Like you, I am not about to leave my marriage just because it is not "perfect". I used to be terrified that my husband would fall in love with another woman based on some of the experiences we had in the past. I'm no longer worried about that. I no longer take part in things we used to do although I don't regret past actions. I also feel that if my husband wants to break up our family over sex or a prettier woman, then I'll worry about things then. I know I'll be ok, and my children will never starve or lack the basics. I've told this to my DH. It seems since then, he has lost interest in other potential women, and he has said that no other woman would be worth leaving our family for. He finally admits that what we have as a whole is a lot more worthwhile than just sex. I don't want to go into details, but I'm sure it's a bit obvious what I'm writing. Some people might remember my past blogs.

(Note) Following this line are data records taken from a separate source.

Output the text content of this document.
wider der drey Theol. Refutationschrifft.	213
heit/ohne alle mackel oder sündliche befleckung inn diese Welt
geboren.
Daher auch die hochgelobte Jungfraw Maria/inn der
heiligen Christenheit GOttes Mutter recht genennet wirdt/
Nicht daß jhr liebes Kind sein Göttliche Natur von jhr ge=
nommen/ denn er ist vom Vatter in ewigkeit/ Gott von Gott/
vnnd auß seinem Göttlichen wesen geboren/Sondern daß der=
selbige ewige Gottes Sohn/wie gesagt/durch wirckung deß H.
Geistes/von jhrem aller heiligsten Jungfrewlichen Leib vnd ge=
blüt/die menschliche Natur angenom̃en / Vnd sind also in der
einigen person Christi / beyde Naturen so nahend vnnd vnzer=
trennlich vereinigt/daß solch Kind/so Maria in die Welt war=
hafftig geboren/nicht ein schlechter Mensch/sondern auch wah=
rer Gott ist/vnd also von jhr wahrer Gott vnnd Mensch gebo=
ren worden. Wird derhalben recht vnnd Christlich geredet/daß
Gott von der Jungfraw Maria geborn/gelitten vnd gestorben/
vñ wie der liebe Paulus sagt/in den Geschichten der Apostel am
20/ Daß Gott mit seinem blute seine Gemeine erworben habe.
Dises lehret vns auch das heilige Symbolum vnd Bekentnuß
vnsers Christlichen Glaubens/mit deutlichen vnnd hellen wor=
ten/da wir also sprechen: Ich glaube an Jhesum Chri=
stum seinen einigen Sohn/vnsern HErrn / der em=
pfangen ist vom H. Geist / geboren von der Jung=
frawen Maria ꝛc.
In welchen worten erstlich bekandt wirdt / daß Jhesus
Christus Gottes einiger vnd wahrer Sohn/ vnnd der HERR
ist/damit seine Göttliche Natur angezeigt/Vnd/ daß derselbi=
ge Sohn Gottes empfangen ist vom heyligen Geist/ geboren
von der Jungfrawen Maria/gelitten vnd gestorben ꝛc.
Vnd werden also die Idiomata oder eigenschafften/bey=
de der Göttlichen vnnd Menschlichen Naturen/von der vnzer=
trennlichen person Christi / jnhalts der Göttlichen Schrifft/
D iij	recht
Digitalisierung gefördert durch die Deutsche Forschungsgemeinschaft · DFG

OP, I'm sure it's a matter of finding the right combination of things to help you deal with and accept your life. Enjoy your son. Maybe blogging your blended issues here and writing a journal or finding a poly site might help. Many years ago I found a yahoo board that was for the non-poly partner in relationships like yours. People are very judgmental no matter where you post, but nobody knows the full story from simple posts.

ChiefGrownup's picture

Well, steplife is hard. Your skids are older than your little guy and they will see what mom is up to one way or the other and they will have feelings about it, feelings you may not be able to predict. So then you're going to have your step problems flare up again. And it would be a shame if you kept yourself in self-exile from a place that really understands.

So please come back when you're ready and just remember to follow Monkey's advice: ignore people who do not contribute to your quality of life. Did you know you can even delete those comments you dislike? It's a controversial practice but who cares? It's the internet. You can stake out your own patch and put up all the barbed wire you want and just let in the cowboys who you want around your campfire.

BTW, I could care less about the actual definition of Polyamory or Polyarmory or Pollyamour. Who could possibly care. Your marriage is dead but on autopilot. You were doing too much for your skids. You have big worries concerning your family life especially as it relates to your little one. You've made a decision to let your wife have a long leash. So what? It's working for you today. Tomorrow you may regret it. JUST LIKE EVERY OTHER HUMAN WHO HAS EVER LIVED. One way or another steps are going to be a part of your life forever as your child has half-siblings which is permanent ink spelling STEP. So come back when you're ready and ignore any comments that don't work for you.

ETA: The 3 Ps. One is when a lot of people love each other. One is when the armed forces build a munitions warehouse out of synthetic fabric. And the third is all about the adoration of Polly.

WTF...REALLY's picture

Marriage is hard and when you add step life to it as well then it really becomes hard. I don't really see what your wife is doing is going to help the marriage but who knows only time will tell.

Quick question for you is don't you miss sex? it sounds like a long time since you have had it and that such a beautiful part of life to just give up on.